Hi there. I know this is a recurrent issue, but I could not find a fitting solution for my problem in other threads.
The task is a Seq2Seq task.
I have the following model:
StackedResidualLSTM(
(encoder): RecurrentEncoder(
(embed_tokens): Embedding(32100, 128, padding_idx=0)
(dropout): Dropout(p=0, inplace=False)
(rnn): LSTM(128, 128, num_layers=2, batch_first=True)
)
(decoder): RecurrentDecoder(
(embed_tokens): Embedding(32100, 128, padding_idx=0)
(dropout_in_module): Dropout(p=0, inplace=False)
(dropout_out_module): Dropout(p=0, inplace=False)
(rnn): LSTM(128, 128, num_layers=2, batch_first=True)

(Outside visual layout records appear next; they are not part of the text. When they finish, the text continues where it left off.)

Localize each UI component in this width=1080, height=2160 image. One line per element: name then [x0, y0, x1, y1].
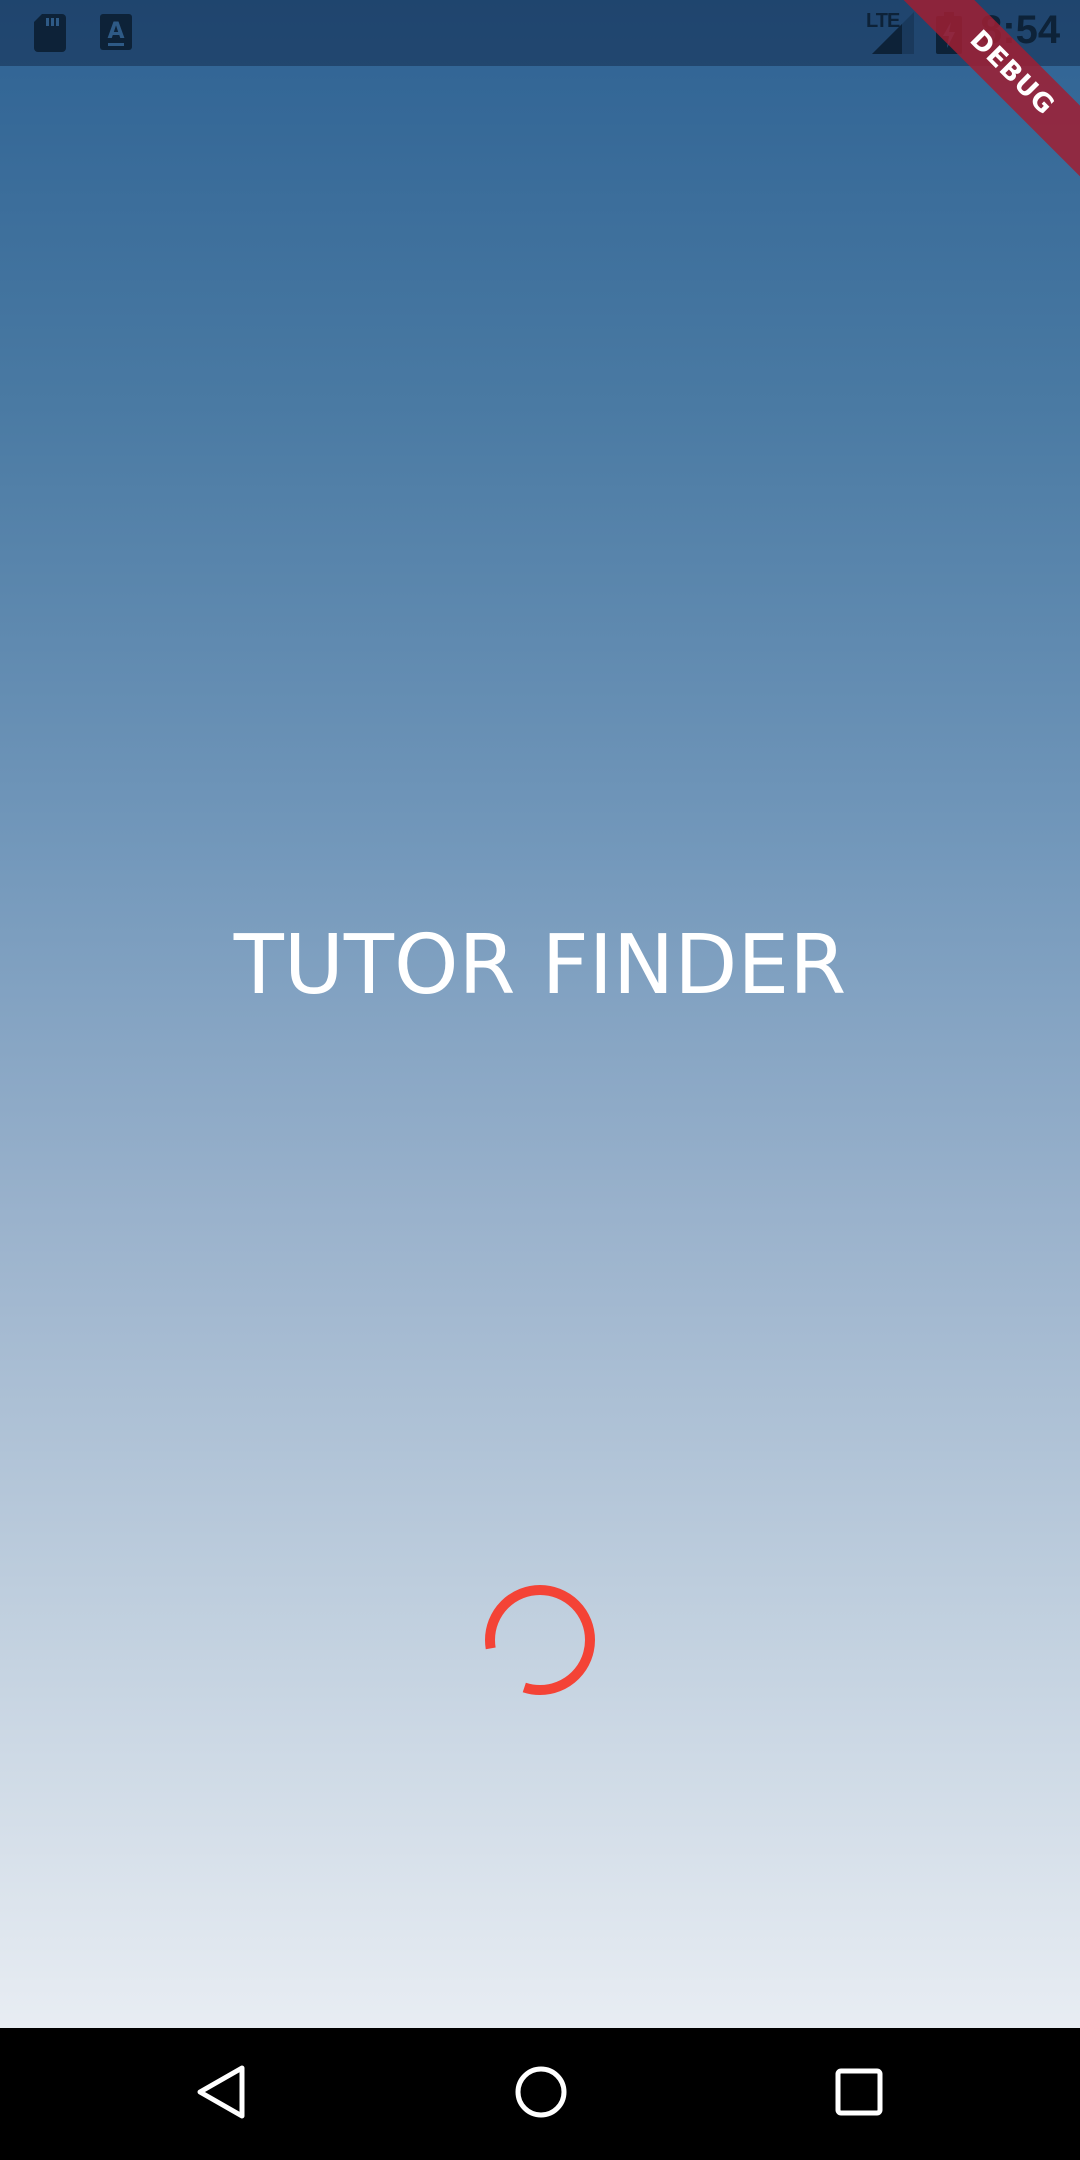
sd-card-icon [34, 14, 66, 57]
app-title: TUTOR FINDER [233, 918, 847, 1013]
navigation-bar [0, 2028, 1080, 2160]
back-icon[interactable] [196, 2064, 246, 2125]
home-icon[interactable] [514, 2064, 568, 2125]
splash-screen: A LTE 8:54 DEBUG TUTOR FINDER [0, 0, 1080, 2028]
recents-icon[interactable] [834, 2064, 884, 2125]
svg-text:A: A [107, 19, 124, 44]
accessibility-a-icon: A [100, 14, 132, 55]
lte-signal-icon [872, 12, 914, 59]
loading-spinner [483, 1583, 597, 1702]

(dropout): Dropout(p=0, inplace=False)
(fc_out): Linear(in_features=128, out_features=32100, bias=True)
)
)
My forward function is the following:
def forward(self, input_ids, tgt, return_loss=True, **kwargs):
state = self.encoder(input_ids, **kwargs)
prev_output_tokens = self._shift_right(tgt)
decoder_out, _ = self.decoder(prev_output_tokens, state=state, **kwargs)
if return_loss:
return self.loss(decoder_out, tgt, ignore_index=kwargs.get("ignore_index", -100))
else:
return decoder_out
Previous Output Tokens are the targets shifted right one character, starting with eos_token.
The loss is a CrossEntropy with ignore index = pad_token.
The optimizer is a SGD with lr=1e-3, momentum=0.9, weight decay=1e-2
Do you have any insights on what may hinder the proper training of the model? Thanks in advance for any help you can provide.